Uma das primeiras tentativas desenvolvidas nesse sentido foi forjada pelo geógrafo Milton Santos, em 1955, durante o IV Congresso Nacional de Jornalistas, em Belo Horizonte. Nesse encontro, ele apresentou uma proposta de classificação funcional dos jornais para ser utilizada na construção futura de um “mapa jornalístico no Brasil”. Essa proposição delimitou, com base no contexto, quatro categorias de jornais no país: a) nacional (circula na capital da República e em São Paulo, nas capitais estaduais e em camadas restritas das cidades servidas por linhas aéreas diárias); b) estadual (cobre a superfície do estado respectivo. Sua função regional é, porém, tanto mais reduzida quanto mais desenvolvida a economia provincial e a sua rede de transportes); c) regional (circula em sua área respectiva, sofrendo nas bordas a concorrência do jornal da região vizinha), e d) local (atende a interesses do lugar onde atua e não raro a problemas de natureza efêmera, animando-se ao sopro de paixões momentâneas, que marcam geralmente o seu tempo de vida ou renascimento). (REIS, 2018, p. 64).
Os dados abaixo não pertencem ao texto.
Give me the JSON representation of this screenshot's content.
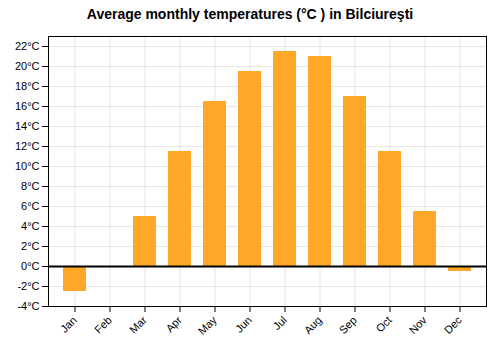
{
  "chart_data": {
    "type": "bar",
    "title": "Average monthly temperatures (°C ) in Bilciureşti",
    "categories": [
      "Jan",
      "Feb",
      "Mar",
      "Apr",
      "May",
      "Jun",
      "Jul",
      "Aug",
      "Sep",
      "Oct",
      "Nov",
      "Dec"
    ],
    "values": [
      -2.5,
      0.0,
      5.0,
      11.5,
      16.5,
      19.5,
      21.5,
      21.0,
      17.0,
      11.5,
      5.5,
      -0.5
    ],
    "color": "#FFA726",
    "ylim": [
      -4,
      23
    ],
    "yticks": [
      {
        "value": -4,
        "label": "-4°C"
      },
      {
        "value": -2,
        "label": "-2°C"
      },
      {
        "value": 0,
        "label": "0°C"
      },
      {
        "value": 2,
        "label": "2°C"
      },
      {
        "value": 4,
        "label": "4°C"
      },
      {
        "value": 6,
        "label": "6°C"
      },
      {
        "value": 8,
        "label": "8°C"
      },
      {
        "value": 10,
        "label": "10°C"
      },
      {
        "value": 12,
        "label": "12°C"
      },
      {
        "value": 14,
        "label": "14°C"
      },
      {
        "value": 16,
        "label": "16°C"
      },
      {
        "value": 18,
        "label": "18°C"
      },
      {
        "value": 20,
        "label": "20°C"
      },
      {
        "value": 22,
        "label": "22°C"
      }
    ],
    "grid": true
  }
}
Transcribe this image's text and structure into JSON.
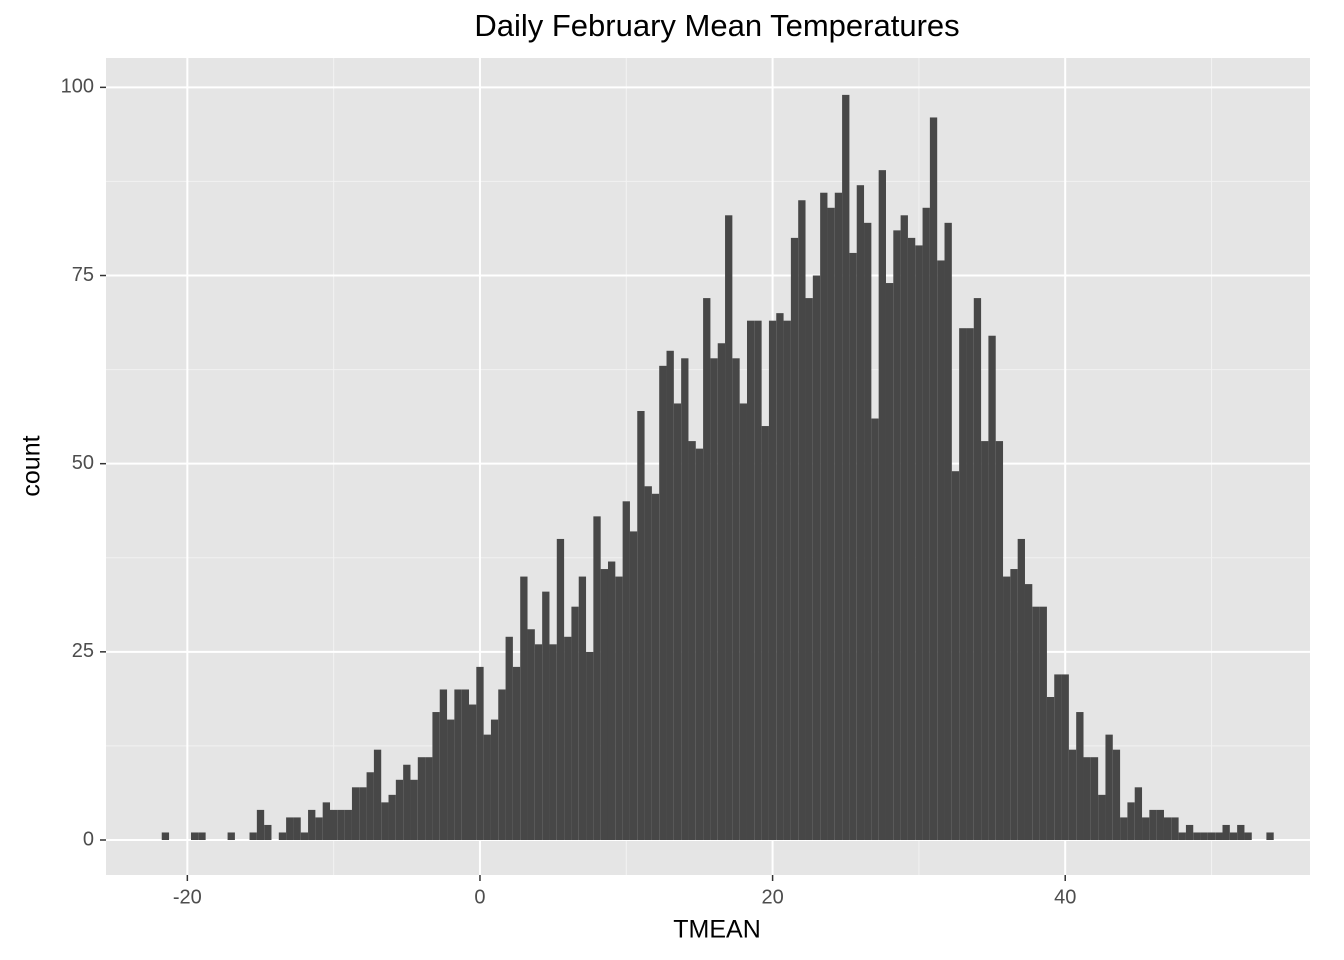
{
  "chart_data": {
    "type": "histogram",
    "title": "Daily February Mean Temperatures",
    "x_label": "TMEAN",
    "y_label": "count",
    "color": "#474747",
    "grid": true,
    "xlim": [
      -25.56,
      56.73
    ],
    "ylim": [
      -4.65,
      103.9
    ],
    "xticks": [
      -20,
      0,
      20,
      40
    ],
    "yticks": [
      0,
      25,
      50,
      75,
      100
    ],
    "bins": [
      -21.75,
      -21.25,
      -20.75,
      -20.25,
      -19.75,
      -19.25,
      -18.75,
      -18.25,
      -17.75,
      -17.25,
      -16.75,
      -16.25,
      -15.75,
      -15.25,
      -14.75,
      -14.25,
      -13.75,
      -13.25,
      -12.75,
      -12.25,
      -11.75,
      -11.25,
      -10.75,
      -10.25,
      -9.75,
      -9.25,
      -8.75,
      -8.25,
      -7.75,
      -7.25,
      -6.75,
      -6.25,
      -5.75,
      -5.25,
      -4.75,
      -4.25,
      -3.75,
      -3.25,
      -2.75,
      -2.25,
      -1.75,
      -1.25,
      -0.75,
      -0.25,
      0.25,
      0.75,
      1.25,
      1.75,
      2.25,
      2.75,
      3.25,
      3.75,
      4.25,
      4.75,
      5.25,
      5.75,
      6.25,
      6.75,
      7.25,
      7.75,
      8.25,
      8.75,
      9.25,
      9.75,
      10.25,
      10.75,
      11.25,
      11.75,
      12.25,
      12.75,
      13.25,
      13.75,
      14.25,
      14.75,
      15.25,
      15.75,
      16.25,
      16.75,
      17.25,
      17.75,
      18.25,
      18.75,
      19.25,
      19.75,
      20.25,
      20.75,
      21.25,
      21.75,
      22.25,
      22.75,
      23.25,
      23.75,
      24.25,
      24.75,
      25.25,
      25.75,
      26.25,
      26.75,
      27.25,
      27.75,
      28.25,
      28.75,
      29.25,
      29.75,
      30.25,
      30.75,
      31.25,
      31.75,
      32.25,
      32.75,
      33.25,
      33.75,
      34.25,
      34.75,
      35.25,
      35.75,
      36.25,
      36.75,
      37.25,
      37.75,
      38.25,
      38.75,
      39.25,
      39.75,
      40.25,
      40.75,
      41.25,
      41.75,
      42.25,
      42.75,
      43.25,
      43.75,
      44.25,
      44.75,
      45.25,
      45.75,
      46.25,
      46.75,
      47.25,
      47.75,
      48.25,
      48.75,
      49.25,
      49.75,
      50.25,
      50.75,
      51.25,
      51.75,
      52.25,
      52.75,
      53.25,
      53.75,
      54.25
    ],
    "values": [
      1,
      0,
      0,
      0,
      1,
      1,
      0,
      0,
      0,
      1,
      0,
      0,
      1,
      4,
      2,
      0,
      1,
      3,
      3,
      1,
      4,
      3,
      5,
      4,
      4,
      4,
      7,
      7,
      9,
      12,
      5,
      6,
      8,
      10,
      8,
      11,
      11,
      17,
      20,
      16,
      20,
      20,
      18,
      23,
      14,
      16,
      20,
      27,
      23,
      35,
      28,
      26,
      33,
      26,
      40,
      27,
      31,
      35,
      25,
      43,
      36,
      37,
      35,
      45,
      41,
      57,
      47,
      46,
      63,
      65,
      58,
      64,
      53,
      52,
      72,
      64,
      66,
      83,
      64,
      58,
      69,
      69,
      55,
      69,
      70,
      69,
      80,
      85,
      72,
      75,
      86,
      84,
      86,
      99,
      78,
      87,
      82,
      56,
      89,
      74,
      81,
      83,
      80,
      79,
      84,
      96,
      77,
      82,
      49,
      68,
      68,
      72,
      53,
      67,
      53,
      35,
      36,
      40,
      34,
      31,
      31,
      19,
      22,
      22,
      12,
      17,
      11,
      11,
      6,
      14,
      12,
      3,
      5,
      7,
      3,
      4,
      4,
      3,
      3,
      1,
      2,
      1,
      1,
      1,
      1,
      2,
      1,
      2,
      1,
      0,
      0,
      1
    ]
  }
}
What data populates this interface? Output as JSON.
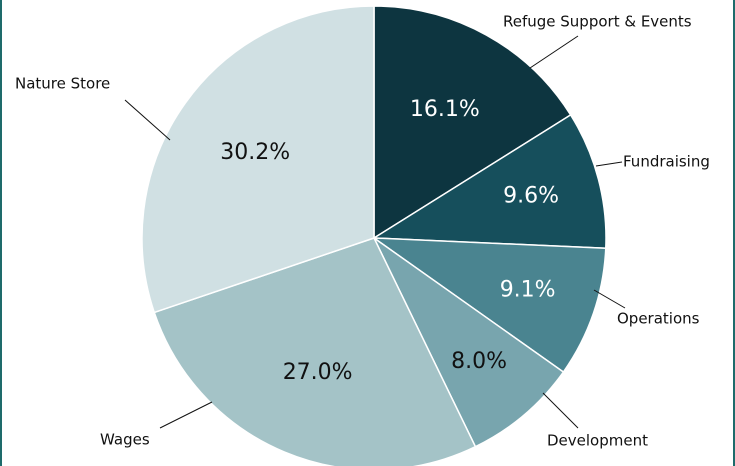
{
  "chart_data": {
    "type": "pie",
    "categories": [
      "Refuge Support & Events",
      "Fundraising",
      "Operations",
      "Development",
      "Wages",
      "Nature Store"
    ],
    "values": [
      16.1,
      9.6,
      9.1,
      8.0,
      27.0,
      30.2
    ],
    "value_labels": [
      "16.1%",
      "9.6%",
      "9.1%",
      "8.0%",
      "27.0%",
      "30.2%"
    ],
    "colors": [
      "#0d3540",
      "#164f5c",
      "#4a8490",
      "#78a5ae",
      "#a4c3c7",
      "#d0e0e3"
    ]
  }
}
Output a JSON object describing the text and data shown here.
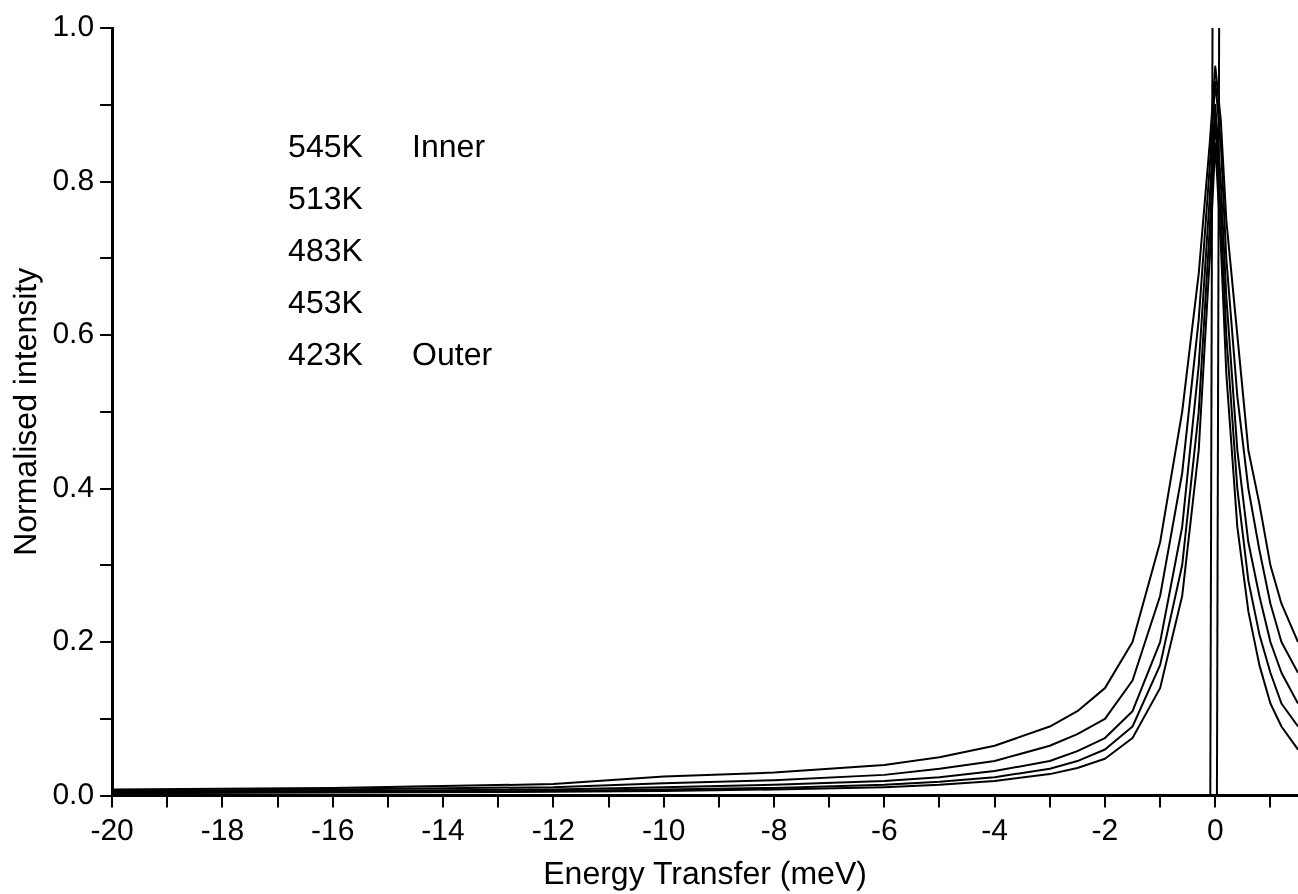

Sobre o jornalismo praticado no interior, Reis (2018) apresenta também referências a Wilson da Costa Bueno, Beatriz Dornelles e Jacqueline da Silva Deolindo. A autora afirma que: Wilson da Costa Bueno considera o jornalismo praticado como um tipo de jornalismo que atua de forma diferente da grande imprensa, quanto à circulação e condições de produção, que são marcadas, quase sempre, por limitações financeiras, pessoal treinado, equipamentos; Beatriz Dornelles considera o jornalismo do interior mais comportamental do que estrutural, sendo guiado por uma política que leva em conta aspectos como a política de boa vizinhança, a solidariedade, o coletivismo, os valores, a moral, a fé religiosa, o respeito humano e a cultura de pequenas populações; e Jaqueline da Silva Deolindo considera que o jornalismo regional preenche lacunas de informação deixadas pela mídia nacional e estadual, publicando notícias de interesse direto da população, ao mesmo tempo em que reproduz informações dos grandes centros para informar sobre o que se passa além da localidade ou região.

De acordo com Pellanda e Nunes (2013), o jornal impresso nasceu ao se unir a tecnologia com a necessidade de comunicação das concentrações urbanas e, para os

autores, ele é o meio de massa mais antigo do mundo. Os autores também destacam que o jornal não se limita ao impresso, sendo que “O termo jornal transcende suportes e, apesar de muito vinculado aos periódicos de papel, é sempre importante lembrar que sua maior ligação é com a essência do conceito de jornalismo e não com sua materialidade” (PELLANDA; NUNES, 2013, p. 193).